Tuesday, July 06, 2004

NYT article on US v. Coucilman

Here is a New York Times article on US v. Councilman.

The case in Boston involved an online bookseller, now called Alibris. In 1998, the company offered e-mail accounts to book dealers and, hoping to gain market advantage, secretly copied messages they received from Amazon.com. In 1999, Alibris and one employee pleaded guilty to criminal wiretapping charges.

But a supervisor, Bradford C. Councilman, fought the charges, saying he did not know about the scheme. He also moved to have the case dismissed on the ground that the wiretapping law did not apply. He argued that because the messages had been on the hard drive of Alibris's computer while they were being processed for delivery, they counted as stored communication.

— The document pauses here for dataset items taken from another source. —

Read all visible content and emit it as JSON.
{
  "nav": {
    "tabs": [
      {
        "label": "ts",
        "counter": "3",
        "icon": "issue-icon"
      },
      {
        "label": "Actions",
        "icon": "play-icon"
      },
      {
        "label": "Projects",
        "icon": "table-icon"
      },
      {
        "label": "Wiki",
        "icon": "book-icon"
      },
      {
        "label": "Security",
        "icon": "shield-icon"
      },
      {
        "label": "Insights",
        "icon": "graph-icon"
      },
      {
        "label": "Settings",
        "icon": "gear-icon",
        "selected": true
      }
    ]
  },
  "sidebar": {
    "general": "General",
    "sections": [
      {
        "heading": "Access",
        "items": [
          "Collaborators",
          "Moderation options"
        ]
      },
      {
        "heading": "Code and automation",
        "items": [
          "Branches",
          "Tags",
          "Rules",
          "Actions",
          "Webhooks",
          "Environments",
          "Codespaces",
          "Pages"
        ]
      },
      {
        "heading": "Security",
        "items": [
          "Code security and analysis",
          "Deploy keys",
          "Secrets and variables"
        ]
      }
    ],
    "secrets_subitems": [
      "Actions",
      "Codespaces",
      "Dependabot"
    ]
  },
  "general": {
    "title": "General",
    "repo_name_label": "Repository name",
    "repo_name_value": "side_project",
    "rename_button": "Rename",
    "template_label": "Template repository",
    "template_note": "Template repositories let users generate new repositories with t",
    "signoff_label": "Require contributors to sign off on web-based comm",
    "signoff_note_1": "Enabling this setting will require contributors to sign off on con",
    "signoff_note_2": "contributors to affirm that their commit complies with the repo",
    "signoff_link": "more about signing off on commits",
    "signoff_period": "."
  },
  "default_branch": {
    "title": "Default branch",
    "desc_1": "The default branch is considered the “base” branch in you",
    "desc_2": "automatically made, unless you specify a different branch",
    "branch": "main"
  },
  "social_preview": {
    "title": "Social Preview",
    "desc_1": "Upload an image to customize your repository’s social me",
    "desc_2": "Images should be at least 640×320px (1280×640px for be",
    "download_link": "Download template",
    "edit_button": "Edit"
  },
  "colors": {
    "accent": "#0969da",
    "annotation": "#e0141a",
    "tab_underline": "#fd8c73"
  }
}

The wiretap law bans a company from monitoring the communications of its customers, except in a few cases. But it does not ban a company from reading customers' stored communications.

"Congress recognized that any time you store communication, there is an inherent loss of privacy," said Mr. Councilman's lawyer, Andrew Good of Good & Cormier in Boston.

In 2003, a federal district court in Boston agreed with Mr. Councilman's interpretation of the wiretap law and dismissed the case. Last week, the First Circuit Court of Appeals, in a 2-to-1 decision, affirmed that decision.